В середине следующего века английский философ Гоббс также сравнит народ с ребенком, но повзрослее, нуждающимся в опеке иного характера, чем у Рабле. Теория государства Гоббса (в век расцвета абсолютизма) – уже порождение буржуазного общества, осознанного как война всех против всех. Оно призвано обуздать законами антисоциальные инстинкты «естественного состояния» и, как Левиафан, поглотить народ, этого «дюжего, но злокозненного малого» (puer robustus sed malitiosus). Образы, которыми пользуется автор Телемского аббатства для обозначения народа (новорожденный, молодое деревцо, выздоравливающий больной), его осуждение демоворов-народоглотов свидетельствуют о большем доверии к стихийному «природному» началу в общественной жизни у «людей, основавших современное господство буржуазии», о меньшем сравнительно с XVII веком историческом опыте, о чертах патриархального прекраснодушия у гуманистов на заре капиталистической эры.

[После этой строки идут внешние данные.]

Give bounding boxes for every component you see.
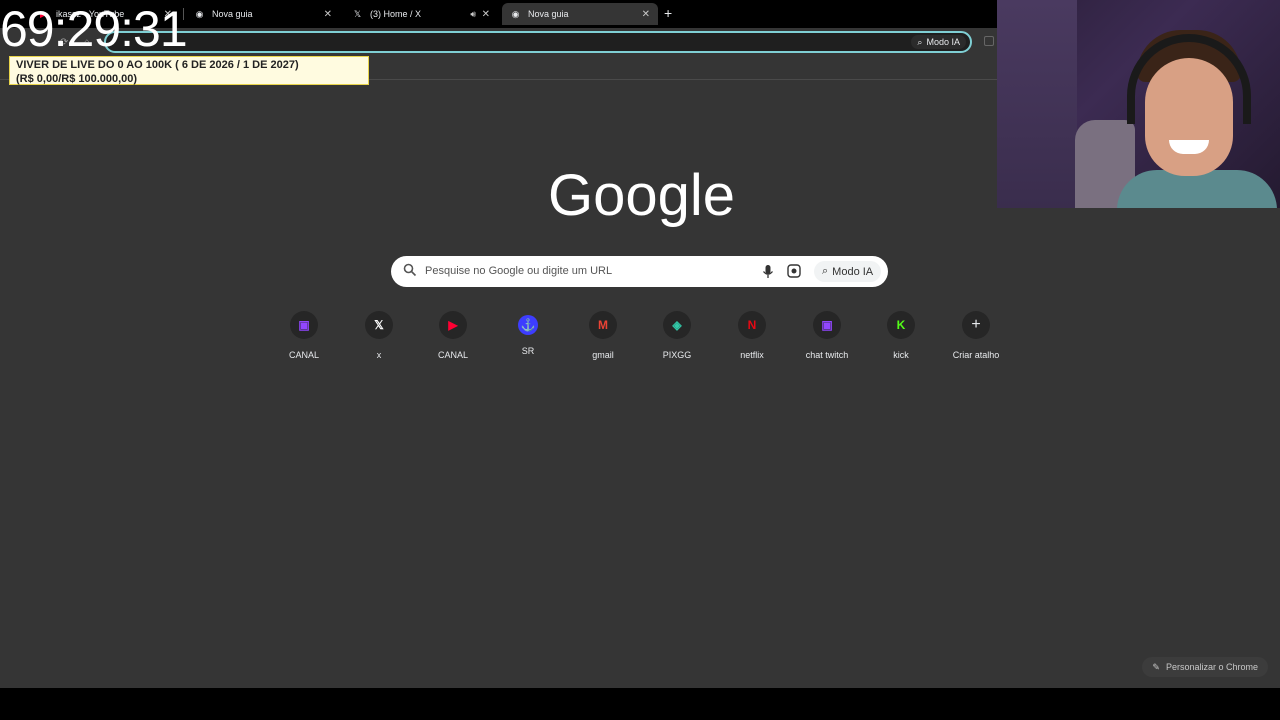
shortcut-label: chat twitch [805, 350, 849, 360]
shortcut-chat-twitch[interactable]: ▣ chat twitch [789, 311, 865, 360]
sr-icon: ⚓ [518, 315, 538, 335]
omnibox-modo-ia-button[interactable]: ⌕ Modo IA [911, 35, 966, 49]
search-icon [403, 263, 417, 277]
kick-icon: K [887, 311, 915, 339]
search-input[interactable] [425, 261, 745, 281]
close-icon[interactable]: ✕ [482, 9, 490, 20]
twitch-icon: ▣ [290, 311, 318, 339]
tab-title: (3) Home / X [370, 9, 422, 19]
shortcut-label: PIXGG [662, 350, 692, 360]
chrome-icon: ◉ [195, 8, 204, 19]
x-icon: 𝕏 [353, 8, 362, 19]
gmail-icon: M [589, 311, 617, 339]
twitch-icon: ▣ [813, 311, 841, 339]
shortcut-pixgg[interactable]: ◈ PIXGG [639, 311, 715, 360]
shortcut-label: kick [893, 350, 909, 360]
shortcut-kick[interactable]: K kick [863, 311, 939, 360]
shortcut-label: x [376, 350, 382, 360]
shortcut-label: SR [521, 346, 535, 356]
webcam-background [997, 0, 1077, 208]
x-icon: 𝕏 [365, 311, 393, 339]
shortcut-canal-twitch[interactable]: ▣ CANAL [266, 311, 342, 360]
google-lens-icon[interactable] [787, 264, 801, 278]
modo-ia-button[interactable]: ⌕ Modo IA [814, 261, 882, 282]
modo-ia-label: Modo IA [832, 265, 874, 278]
bottom-black-bar [0, 688, 1280, 720]
shortcut-netflix[interactable]: N netflix [714, 311, 790, 360]
goal-amount: (R$ 0,00/R$ 100.000,00) [16, 73, 138, 85]
customize-chrome-button[interactable]: ✎ Personalizar o Chrome [1142, 657, 1268, 677]
address-bar[interactable]: ⌕ Modo IA [104, 31, 972, 53]
plus-icon: + [962, 311, 990, 339]
stream-clock: 69:29:31 [0, 1, 188, 57]
pixgg-icon: ◈ [663, 311, 691, 339]
tab-title: Nova guia [528, 9, 569, 19]
search-sparkle-icon: ⌕ [917, 36, 923, 47]
shortcut-label: CANAL [288, 350, 319, 360]
stream-goal-box: VIVER DE LIVE DO 0 AO 100K ( 6 DE 2026 /… [9, 56, 369, 85]
shortcut-criar-atalho[interactable]: + Criar atalho [938, 311, 1014, 360]
extension-icon[interactable] [984, 36, 994, 46]
shortcut-x[interactable]: 𝕏 x [341, 311, 417, 360]
shortcut-canal-youtube[interactable]: ▶ CANAL [415, 311, 491, 360]
goal-title: VIVER DE LIVE DO 0 AO 100K ( 6 DE 2026 /… [16, 59, 299, 71]
speaker-icon[interactable]: 🔊︎ [470, 9, 476, 20]
search-sparkle-icon: ⌕ [822, 265, 829, 277]
shortcut-label: CANAL [437, 350, 468, 360]
tab-nova-guia-1[interactable]: ◉ Nova guia ✕ [186, 3, 340, 25]
shortcut-label: Criar atalho [952, 350, 1000, 360]
tab-nova-guia-active[interactable]: ◉ Nova guia ✕ [502, 3, 658, 25]
customize-label: Personalizar o Chrome [1165, 662, 1258, 672]
pencil-icon: ✎ [1152, 661, 1160, 672]
tab-title: Nova guia [212, 9, 253, 19]
shortcut-gmail[interactable]: M gmail [565, 311, 641, 360]
new-tab-button[interactable]: + [664, 5, 672, 21]
shortcuts-grid: ▣ CANAL 𝕏 x ▶ CANAL ⚓ SR M gmail ◈ PIXGG… [266, 311, 1014, 371]
close-icon[interactable]: ✕ [324, 9, 332, 20]
youtube-icon: ▶ [439, 311, 467, 339]
chrome-icon: ◉ [511, 8, 520, 19]
search-box[interactable]: ⌕ Modo IA [391, 256, 888, 287]
modo-ia-label: Modo IA [926, 37, 960, 47]
shortcut-label: netflix [740, 350, 764, 360]
netflix-icon: N [738, 311, 766, 339]
shortcut-label: gmail [592, 350, 614, 360]
webcam-overlay [997, 0, 1280, 208]
microphone-icon[interactable] [761, 264, 775, 280]
tab-home-x[interactable]: 𝕏 (3) Home / X 🔊︎ ✕ [344, 3, 498, 25]
shortcut-sr[interactable]: ⚓ SR [490, 311, 566, 356]
google-logo: Google [548, 163, 736, 228]
close-icon[interactable]: ✕ [642, 9, 650, 20]
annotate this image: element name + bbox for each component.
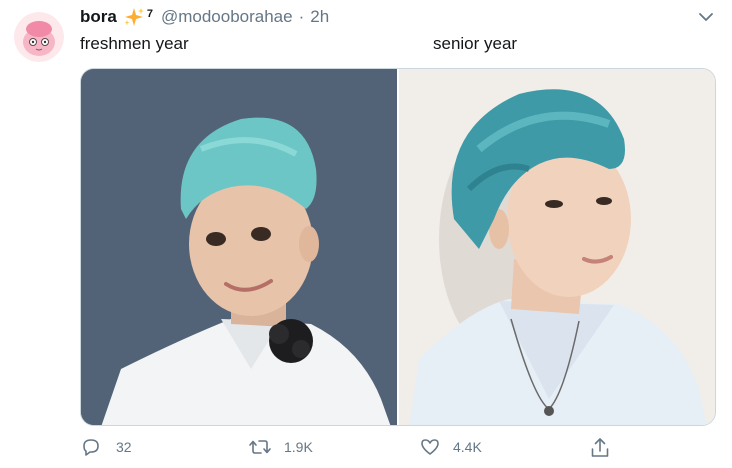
- tweet-header: bora 7 @modooborahae · 2h: [80, 5, 329, 29]
- reply-button[interactable]: 32: [80, 436, 132, 458]
- like-button[interactable]: 4.4K: [419, 436, 482, 458]
- separator-dot: ·: [298, 7, 305, 26]
- avatar-image: [14, 12, 64, 62]
- photo-left[interactable]: [81, 69, 397, 425]
- chevron-down-icon[interactable]: [697, 10, 715, 24]
- tweet-actions: 32 1.9K 4.4K: [0, 432, 732, 468]
- tweet-media[interactable]: [80, 68, 716, 426]
- sparkles-emoji-icon: [123, 7, 145, 27]
- user-handle[interactable]: @modooborahae: [161, 7, 293, 27]
- reply-count: 32: [116, 439, 132, 455]
- share-icon: [591, 438, 609, 457]
- tweet-text-right: senior year: [433, 34, 518, 53]
- photo-left-image: [81, 69, 397, 425]
- reply-icon: [83, 439, 99, 456]
- retweet-count: 1.9K: [284, 439, 313, 455]
- photo-right[interactable]: [399, 69, 715, 425]
- like-icon: [421, 439, 439, 455]
- avatar[interactable]: [14, 12, 64, 62]
- tweet-text-left: freshmen year: [80, 34, 189, 53]
- timestamp[interactable]: 2h: [310, 7, 329, 27]
- like-count: 4.4K: [453, 439, 482, 455]
- photo-right-image: [399, 69, 715, 425]
- retweet-icon: [249, 440, 271, 454]
- display-name[interactable]: bora: [80, 7, 117, 27]
- share-button[interactable]: [589, 436, 611, 460]
- name-badge-number: 7: [146, 8, 153, 20]
- retweet-button[interactable]: 1.9K: [248, 436, 313, 458]
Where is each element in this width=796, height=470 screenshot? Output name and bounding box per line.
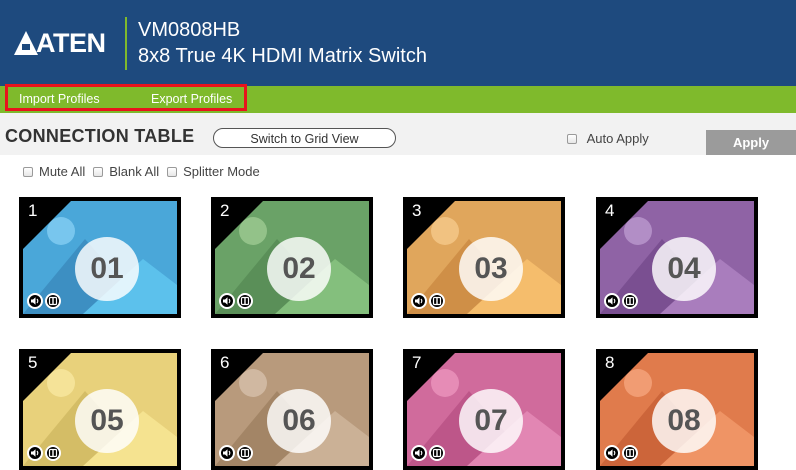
- tile-preview: 3 03: [407, 201, 561, 314]
- page-title: CONNECTION TABLE: [5, 126, 195, 146]
- device-description: 8x8 True 4K HDMI Matrix Switch: [138, 45, 427, 67]
- tile-controls: [219, 293, 255, 309]
- tile-controls: [411, 445, 447, 461]
- blank-all-label: Blank All: [109, 164, 160, 179]
- tile-controls: [219, 445, 255, 461]
- output-number: 1: [28, 201, 38, 220]
- tile-controls: [411, 293, 447, 309]
- output-tile[interactable]: 1 01: [19, 197, 181, 318]
- screen-blank-icon[interactable]: [622, 445, 638, 461]
- source-number-badge[interactable]: 03: [459, 237, 523, 301]
- device-model: VM0808HB: [138, 19, 241, 41]
- logo-text: ATEN: [36, 28, 106, 58]
- output-number: 2: [220, 201, 230, 220]
- auto-apply-label: Auto Apply: [586, 131, 649, 146]
- tile-controls: [27, 445, 63, 461]
- auto-apply-option[interactable]: Auto Apply: [567, 132, 649, 146]
- output-tile[interactable]: 3 03: [403, 197, 565, 318]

История показала несостоятельность антропологического натурализма, которым Рабле пытается снять гротескное несоответствие между стихийностью и организованностью телемского устройства, основанного на учении о «доброй и свободной воле» человеческой природы. Она показала, какие антисоциальные, отнюдь не «добрые», как и не «свободные», инстинкты были раскованы ходом капиталистического развития в этой «природе». Но если «Утопия» более проницательного Т. Мора – в Англии, где аграрный переворот уже в XVI веке обнажил бесчеловечность капиталистического раскрепощения собственнических «инстинктов», – положила в Новое время начало исканиям социалистическим, то утопия его французского современника, еще фантастически беспечная в отношении экономических условий, стоит у истоков всего последующего буржуазного гуманизма и питает веру в человека, веру в общественную его природу как залог социального прогресса и возможной гармонической жизни (например, в учениях просветителей XVIII века).